Where should I call cuCtxDestroy in DLL?

I have a DLL that uses a global CUDA context (to allow all threads to share same GPU memory). I call cuCtxCreate() in a C++ constructor of a global, but it’s not clear where to put cuCtxDestroy() because I have some global variables (image buffers) that call cudaFree in its destructor.

The relative program order is:

  1. Constructors()
  4. Destructors()

If I put cuCtxDestroy() in a C++ destructor of a global, there is no guarantee it will be called after the destructors for the image buffers.

The only solution I can think of is to get rid of all global objects that use CUDA in its constructors/destructor and instead dynamically create/destroy those global variables in DLL_PROCESS_ATTACH & DLL_PROCESS_DETACH, but that’s less convenient than being able to declare your global image buffers anywhere in the code.

Is there a better way?

Try calling cuCtxCreate() at the very beginning of your program and cuCtxDestroy() at the very end of your program. Do not call either function in constructors or destructors and do not use global variables.

Let me know if it works.


Doesn’t unloading the DLL destroy the context anyway?

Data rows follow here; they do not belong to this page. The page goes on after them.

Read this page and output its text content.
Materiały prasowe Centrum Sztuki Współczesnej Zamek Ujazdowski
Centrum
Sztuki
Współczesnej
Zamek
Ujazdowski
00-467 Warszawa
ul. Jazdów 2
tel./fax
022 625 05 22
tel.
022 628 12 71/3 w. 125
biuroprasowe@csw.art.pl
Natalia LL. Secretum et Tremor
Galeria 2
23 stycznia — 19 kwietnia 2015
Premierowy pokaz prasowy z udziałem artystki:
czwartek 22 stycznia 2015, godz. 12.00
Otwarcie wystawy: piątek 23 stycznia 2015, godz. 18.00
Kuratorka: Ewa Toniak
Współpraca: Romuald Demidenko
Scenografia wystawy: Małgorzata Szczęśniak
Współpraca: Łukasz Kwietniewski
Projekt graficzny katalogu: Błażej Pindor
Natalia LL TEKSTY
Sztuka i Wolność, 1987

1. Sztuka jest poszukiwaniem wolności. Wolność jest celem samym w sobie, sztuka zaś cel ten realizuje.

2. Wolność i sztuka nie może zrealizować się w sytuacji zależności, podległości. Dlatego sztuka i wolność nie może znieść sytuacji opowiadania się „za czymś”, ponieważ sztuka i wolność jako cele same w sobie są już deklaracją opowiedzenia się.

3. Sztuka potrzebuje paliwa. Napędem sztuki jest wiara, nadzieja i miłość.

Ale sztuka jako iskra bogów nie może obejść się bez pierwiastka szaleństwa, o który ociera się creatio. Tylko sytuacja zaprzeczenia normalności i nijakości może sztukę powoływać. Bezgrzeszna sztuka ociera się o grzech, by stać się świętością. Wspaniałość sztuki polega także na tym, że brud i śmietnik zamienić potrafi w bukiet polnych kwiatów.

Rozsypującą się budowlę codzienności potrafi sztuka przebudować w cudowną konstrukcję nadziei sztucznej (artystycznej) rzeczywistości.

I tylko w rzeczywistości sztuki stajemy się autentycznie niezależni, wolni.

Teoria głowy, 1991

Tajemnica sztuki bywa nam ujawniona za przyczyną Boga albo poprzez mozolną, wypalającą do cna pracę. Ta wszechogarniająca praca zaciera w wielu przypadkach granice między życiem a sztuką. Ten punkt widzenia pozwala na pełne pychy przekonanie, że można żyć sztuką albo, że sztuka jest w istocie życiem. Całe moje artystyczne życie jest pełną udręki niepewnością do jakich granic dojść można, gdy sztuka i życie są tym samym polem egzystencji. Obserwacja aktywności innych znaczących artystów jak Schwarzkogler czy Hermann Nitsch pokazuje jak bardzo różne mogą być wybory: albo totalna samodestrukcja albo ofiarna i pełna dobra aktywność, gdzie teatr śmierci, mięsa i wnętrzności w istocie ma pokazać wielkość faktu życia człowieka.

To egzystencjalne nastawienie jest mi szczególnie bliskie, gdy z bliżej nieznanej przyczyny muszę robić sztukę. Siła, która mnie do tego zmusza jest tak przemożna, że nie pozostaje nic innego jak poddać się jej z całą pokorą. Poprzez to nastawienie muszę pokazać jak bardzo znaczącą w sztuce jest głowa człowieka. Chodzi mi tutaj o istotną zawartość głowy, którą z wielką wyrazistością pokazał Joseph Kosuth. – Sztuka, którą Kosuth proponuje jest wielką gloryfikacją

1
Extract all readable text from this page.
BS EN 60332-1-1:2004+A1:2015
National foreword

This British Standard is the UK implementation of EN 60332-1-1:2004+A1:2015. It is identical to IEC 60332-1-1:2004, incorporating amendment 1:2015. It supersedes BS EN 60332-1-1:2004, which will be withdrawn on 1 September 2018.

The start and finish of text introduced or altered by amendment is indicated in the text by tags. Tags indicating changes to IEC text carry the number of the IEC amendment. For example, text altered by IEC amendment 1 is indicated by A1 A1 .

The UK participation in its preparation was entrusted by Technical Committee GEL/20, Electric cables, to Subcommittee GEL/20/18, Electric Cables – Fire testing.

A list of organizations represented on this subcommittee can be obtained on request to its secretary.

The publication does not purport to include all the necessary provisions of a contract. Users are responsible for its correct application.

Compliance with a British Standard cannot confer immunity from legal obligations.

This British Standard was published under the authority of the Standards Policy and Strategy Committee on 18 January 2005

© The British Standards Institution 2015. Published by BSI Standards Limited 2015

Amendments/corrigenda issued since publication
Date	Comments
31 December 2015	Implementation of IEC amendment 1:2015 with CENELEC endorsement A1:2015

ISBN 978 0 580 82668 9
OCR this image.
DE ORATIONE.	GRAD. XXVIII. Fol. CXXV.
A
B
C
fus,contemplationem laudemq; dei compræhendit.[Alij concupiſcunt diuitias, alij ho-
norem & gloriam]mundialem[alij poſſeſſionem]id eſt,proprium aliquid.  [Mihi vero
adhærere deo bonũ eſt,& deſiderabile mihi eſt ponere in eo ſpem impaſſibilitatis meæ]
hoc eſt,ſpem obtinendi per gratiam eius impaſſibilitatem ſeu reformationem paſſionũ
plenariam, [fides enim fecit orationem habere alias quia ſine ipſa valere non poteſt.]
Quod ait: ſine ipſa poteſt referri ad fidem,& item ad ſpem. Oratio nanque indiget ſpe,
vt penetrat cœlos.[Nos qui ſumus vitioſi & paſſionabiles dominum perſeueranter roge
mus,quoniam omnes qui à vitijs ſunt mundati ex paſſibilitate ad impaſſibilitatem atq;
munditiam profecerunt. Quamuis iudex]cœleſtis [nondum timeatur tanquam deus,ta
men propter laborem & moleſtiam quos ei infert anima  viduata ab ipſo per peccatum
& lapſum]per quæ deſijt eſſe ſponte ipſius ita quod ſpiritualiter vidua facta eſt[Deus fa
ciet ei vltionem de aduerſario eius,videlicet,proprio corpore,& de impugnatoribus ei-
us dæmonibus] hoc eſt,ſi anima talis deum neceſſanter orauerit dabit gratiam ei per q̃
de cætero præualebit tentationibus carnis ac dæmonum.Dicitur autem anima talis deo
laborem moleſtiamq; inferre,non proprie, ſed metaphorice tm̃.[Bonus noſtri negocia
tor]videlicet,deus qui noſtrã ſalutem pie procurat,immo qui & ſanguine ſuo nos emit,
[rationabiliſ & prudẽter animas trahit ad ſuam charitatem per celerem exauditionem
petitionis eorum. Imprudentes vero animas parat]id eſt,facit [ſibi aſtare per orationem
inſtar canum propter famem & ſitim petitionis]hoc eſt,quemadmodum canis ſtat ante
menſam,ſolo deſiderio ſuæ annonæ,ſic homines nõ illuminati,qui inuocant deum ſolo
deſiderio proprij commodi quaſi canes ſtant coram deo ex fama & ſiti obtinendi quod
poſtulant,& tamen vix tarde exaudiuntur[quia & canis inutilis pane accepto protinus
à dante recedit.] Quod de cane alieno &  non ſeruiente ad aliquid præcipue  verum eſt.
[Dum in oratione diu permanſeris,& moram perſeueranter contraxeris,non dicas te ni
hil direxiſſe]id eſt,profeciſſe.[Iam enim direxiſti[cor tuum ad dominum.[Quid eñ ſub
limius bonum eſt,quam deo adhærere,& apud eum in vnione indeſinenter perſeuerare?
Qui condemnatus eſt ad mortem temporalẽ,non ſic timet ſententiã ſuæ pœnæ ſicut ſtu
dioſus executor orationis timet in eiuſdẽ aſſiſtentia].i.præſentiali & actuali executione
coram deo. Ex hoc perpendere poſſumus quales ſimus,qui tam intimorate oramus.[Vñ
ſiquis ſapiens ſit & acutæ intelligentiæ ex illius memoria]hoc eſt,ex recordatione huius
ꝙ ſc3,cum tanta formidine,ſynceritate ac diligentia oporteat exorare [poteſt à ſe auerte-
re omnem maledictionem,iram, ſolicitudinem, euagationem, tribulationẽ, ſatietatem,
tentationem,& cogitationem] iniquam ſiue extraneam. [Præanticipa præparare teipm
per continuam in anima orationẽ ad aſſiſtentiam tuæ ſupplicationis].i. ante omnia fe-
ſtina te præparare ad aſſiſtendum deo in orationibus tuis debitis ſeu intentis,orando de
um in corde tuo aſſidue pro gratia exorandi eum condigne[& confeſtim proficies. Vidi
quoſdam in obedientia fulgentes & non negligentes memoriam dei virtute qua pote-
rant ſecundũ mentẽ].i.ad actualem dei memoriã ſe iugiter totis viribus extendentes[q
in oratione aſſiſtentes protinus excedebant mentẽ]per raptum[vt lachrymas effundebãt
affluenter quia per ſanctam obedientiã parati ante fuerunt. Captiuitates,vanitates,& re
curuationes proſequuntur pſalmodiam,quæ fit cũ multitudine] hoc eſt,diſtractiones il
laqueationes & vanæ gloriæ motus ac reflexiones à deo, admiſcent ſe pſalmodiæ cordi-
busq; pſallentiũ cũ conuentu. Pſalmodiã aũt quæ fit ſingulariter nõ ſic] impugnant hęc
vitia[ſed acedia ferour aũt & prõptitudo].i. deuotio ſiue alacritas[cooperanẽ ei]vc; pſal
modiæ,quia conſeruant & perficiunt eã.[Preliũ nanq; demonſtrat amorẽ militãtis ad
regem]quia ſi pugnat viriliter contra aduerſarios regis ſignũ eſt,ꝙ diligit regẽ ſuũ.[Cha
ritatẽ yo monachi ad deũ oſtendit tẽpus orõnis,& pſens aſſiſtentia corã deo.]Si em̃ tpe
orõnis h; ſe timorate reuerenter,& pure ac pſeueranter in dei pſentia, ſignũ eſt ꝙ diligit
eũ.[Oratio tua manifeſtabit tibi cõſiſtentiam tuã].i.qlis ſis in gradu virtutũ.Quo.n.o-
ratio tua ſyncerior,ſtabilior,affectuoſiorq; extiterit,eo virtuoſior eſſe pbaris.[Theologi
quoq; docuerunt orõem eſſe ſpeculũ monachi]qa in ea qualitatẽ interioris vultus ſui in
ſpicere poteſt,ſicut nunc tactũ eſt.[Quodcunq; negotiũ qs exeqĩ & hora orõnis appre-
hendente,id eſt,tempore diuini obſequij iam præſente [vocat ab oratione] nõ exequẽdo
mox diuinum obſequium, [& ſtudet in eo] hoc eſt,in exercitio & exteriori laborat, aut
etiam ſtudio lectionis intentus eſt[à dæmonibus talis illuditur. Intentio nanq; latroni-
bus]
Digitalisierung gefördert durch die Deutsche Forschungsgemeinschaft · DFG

If you create the context when you load the DLL then you would definitely destroy the context when you unload the DLL. But as I understood it, that’s not what Uncle Joe wants.

Speaking of unloading the DLL, there is some weird behavior, which may be a bug or a feature. If you destroy the context when you unload the DLL the memory reserved by the context upon creation (about 100 MB on GTX 480) will not be deallocated. If you load and unload the DLL you will eventually run out of memory.